When at last he was satisfied that the job was done, he stood at the bottom of a great pit, amid a heap of rubble, where no stone larger than a man's body remained and no stone stood intact upon another. He had found and destroyed hundreds of concealed machines and mechanisms, a dozen or so hidden bodies, a handful of dangerous beasts, and a vast armory equipped with everything from siege engines to endless shelves of varied poisons. The single floor aboveground had stood atop three levels of cellars and dungeons that extended out beneath the buildings on both sides and across the street into the house opposite.

Half a dozen doors led from the cellars into the crypts, but he did not bother to investigate those after blowing the doors themselves apart. He knew, even in his rage, that there was no point in destroying the entire system of crypts, and that to do so would mean destroying the entire city he had slain Dhazh to save. He drew the line at the point where the architecture and the texture of the stone changed, revealing the difference between the ancient buried tunnels and the far newer temple built to take advantage of them.

Nowhere in the entire structure were there any living humans.

In Dыsarra, Haggat watched, worried, as the temple in Ur-Dormulk crumbled. He was unable to focus his scrying glass on the overman or the sword and could not watch the destruction directly as a result, but he was able to see the remains. It distressed him to see so powerful an outpost of the cult, second only to its heart in Dыsarra, reduced so quickly to worthless rubble, but he knew he could do nothing to stop the demolition.

He could, however, save the cultists who had used the shrine. The overman's next step, obviously, would be to pick the Aghadites out of the crowd that waited outside the city gates and kill them; Haggat did not want that to happen. He abandoned the scrying glass for the moment, to order his disciples to send a message of warning.

When Garth climbed out of the hole he had made, he found the Forgotten King waiting, motionless, in the street.

"Are there any Aghadites in the city?" the overman demanded.

"No," the old man replied.

Garth was glad of that; he had not relished the thought of hunting them down in their hiding places, one by one. Far easier and more satisfying to blast the lot of them at once! He would divide them out from the crowd as the citizens were readmitted to the city, standing at the gate and stopping them as they passed. He did not consider how he would recognize them; he was sure he would manage it. The old man was apparently in a cooperative mood, having led him to the temple and now having answered his question directly; perhaps he would be willing to point them out.

There would be time for that later. His next step was to return to the gate and arrange with the authorities for permission to dispose of the Aghadites. It seemed a very minor demand to make in exchange for slaying the monster that had done so much damage to their city.

The sun was down, and Garth lighted the way back to the gate with the glow from the Sword of Bheleu. Fires still flickered in the distance, but in a city so largely built of stone, most were rapidly dying out.

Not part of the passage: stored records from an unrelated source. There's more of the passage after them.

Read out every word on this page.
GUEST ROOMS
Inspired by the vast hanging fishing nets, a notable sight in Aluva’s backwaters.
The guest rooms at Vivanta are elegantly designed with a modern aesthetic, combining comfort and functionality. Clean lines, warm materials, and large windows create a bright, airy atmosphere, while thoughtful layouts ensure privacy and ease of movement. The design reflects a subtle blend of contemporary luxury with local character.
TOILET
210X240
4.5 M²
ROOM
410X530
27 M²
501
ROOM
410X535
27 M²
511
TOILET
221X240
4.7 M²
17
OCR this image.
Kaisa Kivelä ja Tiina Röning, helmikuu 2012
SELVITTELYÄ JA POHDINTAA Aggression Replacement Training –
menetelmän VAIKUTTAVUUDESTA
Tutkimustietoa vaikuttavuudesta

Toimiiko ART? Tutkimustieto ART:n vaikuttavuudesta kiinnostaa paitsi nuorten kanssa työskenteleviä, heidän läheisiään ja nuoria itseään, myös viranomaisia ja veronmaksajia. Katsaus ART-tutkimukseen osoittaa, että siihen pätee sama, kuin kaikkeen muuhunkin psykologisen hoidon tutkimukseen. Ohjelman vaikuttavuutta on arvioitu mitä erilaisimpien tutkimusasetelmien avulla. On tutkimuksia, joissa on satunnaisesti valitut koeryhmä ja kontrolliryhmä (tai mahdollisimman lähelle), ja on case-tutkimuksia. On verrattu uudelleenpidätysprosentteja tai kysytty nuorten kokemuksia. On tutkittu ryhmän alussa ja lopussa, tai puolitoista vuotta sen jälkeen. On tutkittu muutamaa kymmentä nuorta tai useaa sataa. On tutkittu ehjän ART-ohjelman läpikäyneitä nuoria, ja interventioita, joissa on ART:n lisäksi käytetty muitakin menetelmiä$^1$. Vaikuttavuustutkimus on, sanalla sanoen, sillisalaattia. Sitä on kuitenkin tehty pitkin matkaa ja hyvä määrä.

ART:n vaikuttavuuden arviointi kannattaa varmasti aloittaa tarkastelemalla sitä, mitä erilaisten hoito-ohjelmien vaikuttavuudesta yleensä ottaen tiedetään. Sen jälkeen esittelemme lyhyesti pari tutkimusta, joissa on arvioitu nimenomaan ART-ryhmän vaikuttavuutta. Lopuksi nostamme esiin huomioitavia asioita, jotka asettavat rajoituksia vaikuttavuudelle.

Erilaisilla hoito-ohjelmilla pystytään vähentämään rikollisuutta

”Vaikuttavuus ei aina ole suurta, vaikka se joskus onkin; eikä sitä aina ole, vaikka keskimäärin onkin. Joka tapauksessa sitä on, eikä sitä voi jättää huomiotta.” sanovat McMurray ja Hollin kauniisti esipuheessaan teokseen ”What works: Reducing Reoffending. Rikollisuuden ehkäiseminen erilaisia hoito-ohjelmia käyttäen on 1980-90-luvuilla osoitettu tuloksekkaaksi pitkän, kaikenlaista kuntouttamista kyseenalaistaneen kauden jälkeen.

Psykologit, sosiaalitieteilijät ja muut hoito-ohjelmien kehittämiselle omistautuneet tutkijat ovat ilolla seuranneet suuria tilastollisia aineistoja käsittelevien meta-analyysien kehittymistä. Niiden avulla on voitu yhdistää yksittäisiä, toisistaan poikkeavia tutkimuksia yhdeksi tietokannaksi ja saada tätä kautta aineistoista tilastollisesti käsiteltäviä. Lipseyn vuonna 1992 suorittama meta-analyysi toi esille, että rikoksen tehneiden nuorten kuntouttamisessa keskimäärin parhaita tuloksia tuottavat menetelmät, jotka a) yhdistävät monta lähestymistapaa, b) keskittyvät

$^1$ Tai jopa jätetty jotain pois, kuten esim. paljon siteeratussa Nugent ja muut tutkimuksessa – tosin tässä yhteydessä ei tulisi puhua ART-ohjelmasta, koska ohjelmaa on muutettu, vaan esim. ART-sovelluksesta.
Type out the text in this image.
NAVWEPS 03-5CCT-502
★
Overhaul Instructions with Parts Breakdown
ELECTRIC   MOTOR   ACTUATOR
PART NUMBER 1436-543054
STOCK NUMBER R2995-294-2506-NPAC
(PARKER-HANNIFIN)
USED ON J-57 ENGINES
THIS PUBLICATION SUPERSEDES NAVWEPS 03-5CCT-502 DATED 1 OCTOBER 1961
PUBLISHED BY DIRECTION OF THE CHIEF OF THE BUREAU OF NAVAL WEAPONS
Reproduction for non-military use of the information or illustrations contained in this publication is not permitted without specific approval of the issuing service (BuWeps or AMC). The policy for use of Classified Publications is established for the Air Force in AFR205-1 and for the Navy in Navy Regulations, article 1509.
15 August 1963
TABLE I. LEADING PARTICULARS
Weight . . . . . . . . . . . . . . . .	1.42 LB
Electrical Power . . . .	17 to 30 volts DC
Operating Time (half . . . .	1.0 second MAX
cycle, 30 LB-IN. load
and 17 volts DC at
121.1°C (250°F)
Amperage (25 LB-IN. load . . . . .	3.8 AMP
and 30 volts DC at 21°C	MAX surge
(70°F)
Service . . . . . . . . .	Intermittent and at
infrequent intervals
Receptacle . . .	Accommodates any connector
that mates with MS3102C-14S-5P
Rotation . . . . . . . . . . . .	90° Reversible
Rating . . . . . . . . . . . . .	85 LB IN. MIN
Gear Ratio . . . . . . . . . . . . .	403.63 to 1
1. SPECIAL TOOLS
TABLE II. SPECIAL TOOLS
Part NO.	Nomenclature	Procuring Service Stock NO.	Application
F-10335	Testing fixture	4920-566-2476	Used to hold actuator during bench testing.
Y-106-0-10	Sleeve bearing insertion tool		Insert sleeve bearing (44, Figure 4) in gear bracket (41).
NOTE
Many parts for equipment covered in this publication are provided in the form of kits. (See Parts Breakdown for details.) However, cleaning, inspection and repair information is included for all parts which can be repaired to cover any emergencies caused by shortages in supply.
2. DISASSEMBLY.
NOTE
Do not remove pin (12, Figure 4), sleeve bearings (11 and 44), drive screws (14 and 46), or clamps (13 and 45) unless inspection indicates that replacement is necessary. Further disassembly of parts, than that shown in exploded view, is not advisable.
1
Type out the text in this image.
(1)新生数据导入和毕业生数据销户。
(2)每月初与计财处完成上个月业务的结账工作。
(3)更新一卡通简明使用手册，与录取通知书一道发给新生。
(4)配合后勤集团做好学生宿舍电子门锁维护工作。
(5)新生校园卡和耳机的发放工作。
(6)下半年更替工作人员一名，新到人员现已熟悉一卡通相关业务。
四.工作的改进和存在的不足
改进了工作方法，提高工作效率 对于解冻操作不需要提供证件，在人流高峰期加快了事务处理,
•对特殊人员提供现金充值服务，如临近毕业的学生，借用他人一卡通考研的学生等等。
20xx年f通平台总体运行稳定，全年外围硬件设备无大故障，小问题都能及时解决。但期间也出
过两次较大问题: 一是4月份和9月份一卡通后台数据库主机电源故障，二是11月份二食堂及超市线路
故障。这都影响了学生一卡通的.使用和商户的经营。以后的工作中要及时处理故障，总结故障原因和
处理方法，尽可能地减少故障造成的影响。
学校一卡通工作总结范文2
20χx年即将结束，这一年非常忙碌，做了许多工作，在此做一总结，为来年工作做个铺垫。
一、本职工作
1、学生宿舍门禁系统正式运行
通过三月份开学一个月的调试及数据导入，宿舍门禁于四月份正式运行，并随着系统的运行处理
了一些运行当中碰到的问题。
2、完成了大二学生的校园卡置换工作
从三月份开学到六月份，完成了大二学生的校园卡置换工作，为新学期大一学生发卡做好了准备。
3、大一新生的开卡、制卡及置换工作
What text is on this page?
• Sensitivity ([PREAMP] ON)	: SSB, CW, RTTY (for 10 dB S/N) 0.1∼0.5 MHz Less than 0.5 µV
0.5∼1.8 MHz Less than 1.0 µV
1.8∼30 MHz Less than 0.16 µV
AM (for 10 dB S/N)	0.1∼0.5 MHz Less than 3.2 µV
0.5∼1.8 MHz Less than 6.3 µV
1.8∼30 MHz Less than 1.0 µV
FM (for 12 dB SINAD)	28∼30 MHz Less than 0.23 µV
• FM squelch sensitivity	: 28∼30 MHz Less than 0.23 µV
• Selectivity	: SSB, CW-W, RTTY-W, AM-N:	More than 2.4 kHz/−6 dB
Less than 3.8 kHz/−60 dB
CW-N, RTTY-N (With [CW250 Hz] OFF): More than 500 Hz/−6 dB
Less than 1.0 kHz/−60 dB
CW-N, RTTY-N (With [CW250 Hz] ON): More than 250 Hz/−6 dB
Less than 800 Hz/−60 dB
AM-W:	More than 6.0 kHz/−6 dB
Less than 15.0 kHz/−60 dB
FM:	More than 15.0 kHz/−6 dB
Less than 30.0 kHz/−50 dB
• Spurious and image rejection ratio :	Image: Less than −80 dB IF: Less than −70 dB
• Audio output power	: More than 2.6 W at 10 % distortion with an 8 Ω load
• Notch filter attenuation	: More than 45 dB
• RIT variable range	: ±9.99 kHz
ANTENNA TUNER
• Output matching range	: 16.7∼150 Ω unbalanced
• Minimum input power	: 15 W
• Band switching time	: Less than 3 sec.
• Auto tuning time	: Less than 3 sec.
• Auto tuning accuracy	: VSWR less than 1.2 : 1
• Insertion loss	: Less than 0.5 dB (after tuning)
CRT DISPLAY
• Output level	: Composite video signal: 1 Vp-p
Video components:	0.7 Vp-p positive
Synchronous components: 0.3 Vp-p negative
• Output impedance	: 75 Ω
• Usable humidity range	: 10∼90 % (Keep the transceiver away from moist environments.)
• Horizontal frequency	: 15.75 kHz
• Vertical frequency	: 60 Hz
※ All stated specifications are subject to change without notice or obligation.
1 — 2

Frima and Koros still waited atop the stairs at the gate, just as Garth had left them, save that Koros was now asleep and Frima awake. As a result of her rest, awkward as it had been to sleep in the saddle, she was alert and eager to pursue her vengeance against the worshippers of Aghad.

She had awakened feeling ill shortly before; after she had vomited, she had felt somewhat better and had noticed that Garth was missing. She had not been seriously concerned by his absence; she knew he would return for Koros, if for nothing else, and she had correctly concluded that he had gone in search of their common foe.

"Are there Aghadites in this city?" she asked as Garth and the Forgotten King climbed the last few steps.

"No," the overman replied. "But there are many, I am sure, in the crowd outside the gates. I have just destroyed their temple here; now we must search them out from the other humans."

"No," the old man said unexpectedly. "They have fled."